Supplementary Material for: Implementation of machine learning algorithms to screen for advanced liver fibrosis in metabolic dysfunction-associated steatotic liver disease (MASLD): an in-depth explanatory analysis
posted on 2024-10-25, 10:23authored byDabbah S., Mishani I., Davidov Y., BenAri Z.
Background
This study aimed to train machine learning algorithms(MLAs) to detect advanced fibrosis(AF) in MASLD patients at the level of primary care setting and to explain the predictions to ensure responsible use by clinicians.
Methods
Readily available features of 618 MASLD patients followed up at a tertiary center were used to train five MLAs.

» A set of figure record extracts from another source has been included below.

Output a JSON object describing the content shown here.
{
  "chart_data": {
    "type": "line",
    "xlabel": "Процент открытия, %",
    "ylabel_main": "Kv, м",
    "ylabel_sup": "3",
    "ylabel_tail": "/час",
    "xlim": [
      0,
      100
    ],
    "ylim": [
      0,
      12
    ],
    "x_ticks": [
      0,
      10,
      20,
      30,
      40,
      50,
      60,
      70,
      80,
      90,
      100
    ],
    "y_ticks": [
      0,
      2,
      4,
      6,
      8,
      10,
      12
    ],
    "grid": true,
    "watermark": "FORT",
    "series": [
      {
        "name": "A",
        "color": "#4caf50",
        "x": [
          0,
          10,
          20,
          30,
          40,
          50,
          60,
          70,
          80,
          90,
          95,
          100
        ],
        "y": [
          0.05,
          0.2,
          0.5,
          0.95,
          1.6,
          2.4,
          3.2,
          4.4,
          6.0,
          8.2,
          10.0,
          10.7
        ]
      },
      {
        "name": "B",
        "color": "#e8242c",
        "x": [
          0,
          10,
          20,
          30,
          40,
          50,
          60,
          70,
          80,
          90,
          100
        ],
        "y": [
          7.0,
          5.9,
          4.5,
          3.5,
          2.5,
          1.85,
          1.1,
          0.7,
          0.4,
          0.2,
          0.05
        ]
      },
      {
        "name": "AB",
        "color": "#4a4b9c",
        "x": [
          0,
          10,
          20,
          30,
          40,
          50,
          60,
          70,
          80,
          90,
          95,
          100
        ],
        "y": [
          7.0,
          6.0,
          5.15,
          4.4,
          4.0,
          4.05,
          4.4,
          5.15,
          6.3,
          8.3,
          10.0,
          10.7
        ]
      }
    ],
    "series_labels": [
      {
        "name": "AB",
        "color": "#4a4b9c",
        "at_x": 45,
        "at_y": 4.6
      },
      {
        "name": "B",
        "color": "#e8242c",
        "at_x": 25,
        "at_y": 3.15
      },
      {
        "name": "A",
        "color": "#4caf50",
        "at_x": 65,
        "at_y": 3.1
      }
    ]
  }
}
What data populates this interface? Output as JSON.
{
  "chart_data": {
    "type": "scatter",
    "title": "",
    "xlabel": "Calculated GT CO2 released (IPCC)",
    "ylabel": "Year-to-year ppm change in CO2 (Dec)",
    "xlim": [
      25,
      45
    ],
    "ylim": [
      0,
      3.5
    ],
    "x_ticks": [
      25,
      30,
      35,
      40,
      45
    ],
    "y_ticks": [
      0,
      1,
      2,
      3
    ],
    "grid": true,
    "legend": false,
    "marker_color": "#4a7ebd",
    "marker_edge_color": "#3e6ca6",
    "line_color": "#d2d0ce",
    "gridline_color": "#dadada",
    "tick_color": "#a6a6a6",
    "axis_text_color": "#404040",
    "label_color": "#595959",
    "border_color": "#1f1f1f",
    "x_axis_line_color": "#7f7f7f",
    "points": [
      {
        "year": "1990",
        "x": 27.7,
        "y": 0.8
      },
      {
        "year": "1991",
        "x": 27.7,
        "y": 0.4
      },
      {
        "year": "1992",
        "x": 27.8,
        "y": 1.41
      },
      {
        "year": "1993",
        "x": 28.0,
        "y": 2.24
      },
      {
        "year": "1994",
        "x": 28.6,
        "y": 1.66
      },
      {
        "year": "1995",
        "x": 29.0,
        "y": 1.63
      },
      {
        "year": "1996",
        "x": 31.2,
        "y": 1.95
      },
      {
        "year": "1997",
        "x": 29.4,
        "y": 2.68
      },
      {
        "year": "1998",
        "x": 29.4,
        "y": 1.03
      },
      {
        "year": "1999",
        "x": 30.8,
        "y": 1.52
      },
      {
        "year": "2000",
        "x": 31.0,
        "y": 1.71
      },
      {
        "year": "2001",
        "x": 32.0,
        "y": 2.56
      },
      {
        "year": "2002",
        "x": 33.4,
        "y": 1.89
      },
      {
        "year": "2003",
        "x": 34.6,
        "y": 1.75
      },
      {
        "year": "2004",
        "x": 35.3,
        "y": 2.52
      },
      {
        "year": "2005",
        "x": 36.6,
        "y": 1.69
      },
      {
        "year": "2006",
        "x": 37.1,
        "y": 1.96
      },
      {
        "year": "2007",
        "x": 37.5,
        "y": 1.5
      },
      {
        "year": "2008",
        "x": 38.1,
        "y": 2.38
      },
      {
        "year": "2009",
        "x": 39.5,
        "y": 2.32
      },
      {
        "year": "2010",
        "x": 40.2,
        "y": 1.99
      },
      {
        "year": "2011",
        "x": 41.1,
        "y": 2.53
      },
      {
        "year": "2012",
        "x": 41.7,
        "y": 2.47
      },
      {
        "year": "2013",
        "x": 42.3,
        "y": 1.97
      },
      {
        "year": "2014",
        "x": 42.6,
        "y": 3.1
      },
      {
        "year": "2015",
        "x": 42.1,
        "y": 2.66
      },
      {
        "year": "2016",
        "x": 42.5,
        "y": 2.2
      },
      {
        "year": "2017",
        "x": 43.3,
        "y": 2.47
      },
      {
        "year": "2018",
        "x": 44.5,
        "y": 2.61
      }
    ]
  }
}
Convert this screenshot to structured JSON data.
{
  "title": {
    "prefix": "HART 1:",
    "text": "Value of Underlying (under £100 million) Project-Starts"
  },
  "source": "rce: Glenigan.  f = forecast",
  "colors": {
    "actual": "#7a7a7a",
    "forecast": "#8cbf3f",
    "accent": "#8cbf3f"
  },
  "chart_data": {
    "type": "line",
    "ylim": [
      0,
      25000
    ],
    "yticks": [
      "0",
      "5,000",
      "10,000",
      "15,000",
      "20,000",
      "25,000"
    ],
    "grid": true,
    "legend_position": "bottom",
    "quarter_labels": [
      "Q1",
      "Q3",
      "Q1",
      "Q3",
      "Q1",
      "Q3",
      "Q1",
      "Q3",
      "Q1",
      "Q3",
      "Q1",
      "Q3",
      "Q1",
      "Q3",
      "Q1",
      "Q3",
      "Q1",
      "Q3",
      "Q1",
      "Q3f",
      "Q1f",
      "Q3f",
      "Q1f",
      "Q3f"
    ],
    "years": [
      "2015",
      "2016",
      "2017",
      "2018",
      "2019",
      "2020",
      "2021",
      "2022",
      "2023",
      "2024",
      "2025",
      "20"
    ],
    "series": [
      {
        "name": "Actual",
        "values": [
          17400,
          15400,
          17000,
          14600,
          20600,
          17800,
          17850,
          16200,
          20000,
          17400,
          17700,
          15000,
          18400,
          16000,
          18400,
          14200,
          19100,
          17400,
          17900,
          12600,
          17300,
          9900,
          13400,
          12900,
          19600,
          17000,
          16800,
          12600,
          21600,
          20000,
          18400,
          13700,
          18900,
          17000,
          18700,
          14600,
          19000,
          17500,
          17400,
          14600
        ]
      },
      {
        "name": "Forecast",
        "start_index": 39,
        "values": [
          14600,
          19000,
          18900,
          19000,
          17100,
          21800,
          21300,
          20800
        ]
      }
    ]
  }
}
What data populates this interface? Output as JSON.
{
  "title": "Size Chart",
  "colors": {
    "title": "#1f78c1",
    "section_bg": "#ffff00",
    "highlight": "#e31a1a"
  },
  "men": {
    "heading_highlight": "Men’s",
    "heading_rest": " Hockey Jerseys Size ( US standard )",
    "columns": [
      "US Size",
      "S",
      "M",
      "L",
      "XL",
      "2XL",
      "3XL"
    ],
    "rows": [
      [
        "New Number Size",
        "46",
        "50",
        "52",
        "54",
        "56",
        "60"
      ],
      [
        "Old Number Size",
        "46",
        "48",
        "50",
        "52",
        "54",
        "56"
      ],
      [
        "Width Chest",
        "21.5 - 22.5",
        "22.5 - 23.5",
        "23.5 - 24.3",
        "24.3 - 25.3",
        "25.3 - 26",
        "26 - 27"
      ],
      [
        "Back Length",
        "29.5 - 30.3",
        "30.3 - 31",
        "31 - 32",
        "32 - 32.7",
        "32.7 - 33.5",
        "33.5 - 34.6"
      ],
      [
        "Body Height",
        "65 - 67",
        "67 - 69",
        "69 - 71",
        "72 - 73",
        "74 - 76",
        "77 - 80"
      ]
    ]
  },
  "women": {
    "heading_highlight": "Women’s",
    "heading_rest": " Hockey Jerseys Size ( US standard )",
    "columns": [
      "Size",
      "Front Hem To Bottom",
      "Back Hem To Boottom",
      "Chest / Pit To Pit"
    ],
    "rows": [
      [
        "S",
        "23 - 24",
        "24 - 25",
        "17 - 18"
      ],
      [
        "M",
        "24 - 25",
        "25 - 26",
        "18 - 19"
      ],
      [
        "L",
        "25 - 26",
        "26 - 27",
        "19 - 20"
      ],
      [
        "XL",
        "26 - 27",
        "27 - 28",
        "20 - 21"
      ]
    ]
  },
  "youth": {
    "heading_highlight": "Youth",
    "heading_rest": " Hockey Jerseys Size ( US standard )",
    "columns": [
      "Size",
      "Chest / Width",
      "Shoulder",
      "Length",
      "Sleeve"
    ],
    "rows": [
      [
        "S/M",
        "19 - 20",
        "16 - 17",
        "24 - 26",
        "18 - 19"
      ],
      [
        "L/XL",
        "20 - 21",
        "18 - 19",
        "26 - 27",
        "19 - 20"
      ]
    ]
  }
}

AF was defined as liver stiffness≥9.3 kPa, measured via 2-dimension shear wave elastography(n=495) or liver biopsy≥F3(n=123). MLAs were compared to Fibrosis-4 index(FIB-4) and NAFLD fibrosis score(NFS) on 540 MASLD patients from the primary care setting as validation. Feature importance, partial dependence, and shapely additive explanations(SHAP) were utilized for explanation.
Results
Extreme gradient boosting(XGBoost) achieved an AUC=0.91,outperforming FIB-4(AUC=0.78) and NFS(AUC=0.81, both p<0.05) with specificity=76% vs. 59% and 48% for FIB-4≥1.3 and NFS≥-1.45, respectively(p<0.05). Its sensitivity(91%) was superior to FIB-4(79%). XGBoost confidently excluded AF (negative predictive value=99%) with the highest positive predictive value (31%), superior to FIB-4 and NFS (all p<0.05). The most important features were HbA1c and GGT with a steep increase in AF probability at HbA1c>6.5%. The strongest interaction was between AST and age. XGBoost, but not logistic regression, extracted informative patterns from ALT, LDL-c,and ALP(p<0.001). One quarter of the false positives (FP) were correctly reclassified with only one additional false negative based on the SHAP values of GGT, platelets, and ALT which were found to be associated with a FP classification.
Conclusions:
An explainable XGBoost algorithm was demonstrated superior to FIB-4 and NFS for screening of AF in MASLD patients at the primary care setting. The algorithm also proved safe for use as clinicians can understand the predictions and flag FP classifications.